A decision I chose to make was to Surrender to Retinitis Pigmentosa. No, not give up. Rather, to let go and allow myself to learn the lessons that were placed before me. I made the decision that Retinitis Pigmentosa would not define me. Sometimes, I had to make a decision literally by being banged in the head (for example, I decided to start using a cane when I walked into a stop sign!) I believe that Retinitis Pigmentosa continues to teach me lessons each day. I don't believe blindness is an easy teacher. Some days there are aspects that are very hard. However, many days, I don't give it much thought. It simply is my life and a small aspect of who I am. I enjoy processing and blogging about my journey with a guide dog and blindness. Some days there are grief and I make the decision to listen to my heart in a caring way to support those feelings of loss that emerge.

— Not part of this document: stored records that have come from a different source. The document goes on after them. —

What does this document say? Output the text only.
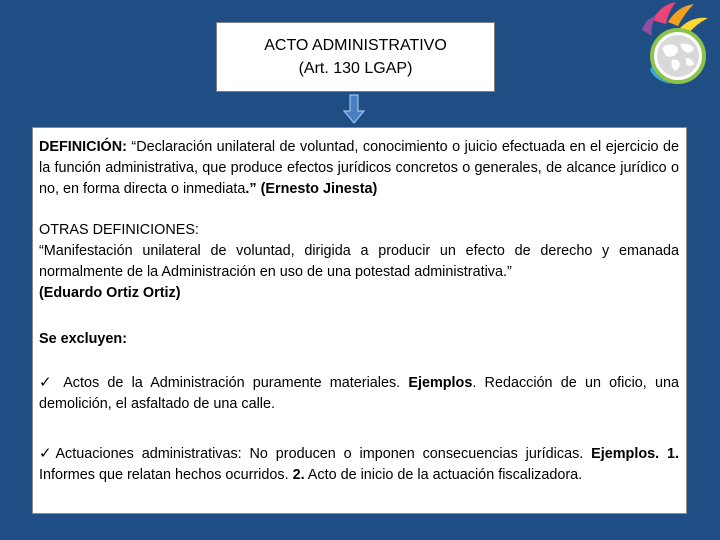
ACTO ADMINISTRATIVO
(Art. 130 LGAP)

DEFINICIÓN: “Declaración unilateral de voluntad, conocimiento o juicio efectuada en el ejercicio de la función administrativa, que produce efectos jurídicos concretos o generales, de alcance jurídico o no, en forma directa o inmediata.” (Ernesto Jinesta)

OTRAS DEFINICIONES:

“Manifestación unilateral de voluntad, dirigida a producir un efecto de derecho y emanada normalmente de la Administración en uso de una potestad administrativa.”

(Eduardo Ortiz Ortiz)

Se excluyen:

✓ Actos de la Administración puramente materiales. Ejemplos. Redacción de un oficio, una demolición, el asfaltado de una calle.

✓Actuaciones administrativas: No producen o imponen consecuencias jurídicas. Ejemplos. 1. Informes que relatan hechos ocurridos. 2. Acto de inicio de la actuación fiscalizadora.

In life, days go by without it being a topic of conversation.
I make a conscious decision each day to find joy and appreciation in that day and am grateful that a very sweet, caring five-year old lab is by my side in this journey.
8 comments:
Very nice post - I like it. You are such an inspiration.
I've DECIDED that you're awesome. The MOST awesome person I know. I LOVE your DECISION.
Thank you for putting perspective into my life!
Nadine
What a thoughtful inspiring blog. Thank you. What a blessing in our lives to have a daughter with such resilience in face of great difficulty and to have made the decision to have a wonderful and joyful life. Love you
Hey there Other Becky! I just love reading your blog and I must make sure I stop by every time I see a new post. I don't know if you just mentioned "Decision" about blogging...but I'm so glad you made the "Decision" to write one, because you sure are an inspiration! Hugs to you and your lovely Cricket!
Excellent post, Becky! Thank you so much for sharing your story for the ADBC. I'm checking all my links now, so the full list should be posted on my blog soon.
I really liked when you said that blindness is a teacher, just not an easy one. It's true, but if we're open to its lessons, our lives become incredibly enriched.
Oh dear, I'm sounding like a Halmark card. lol
Thanks for the post-it was very enjoyable.
Love the date with Steve!! Hahaha!! How romantic! No really, it is. He's such a good guy. So glad to have someone like you in my blogger family!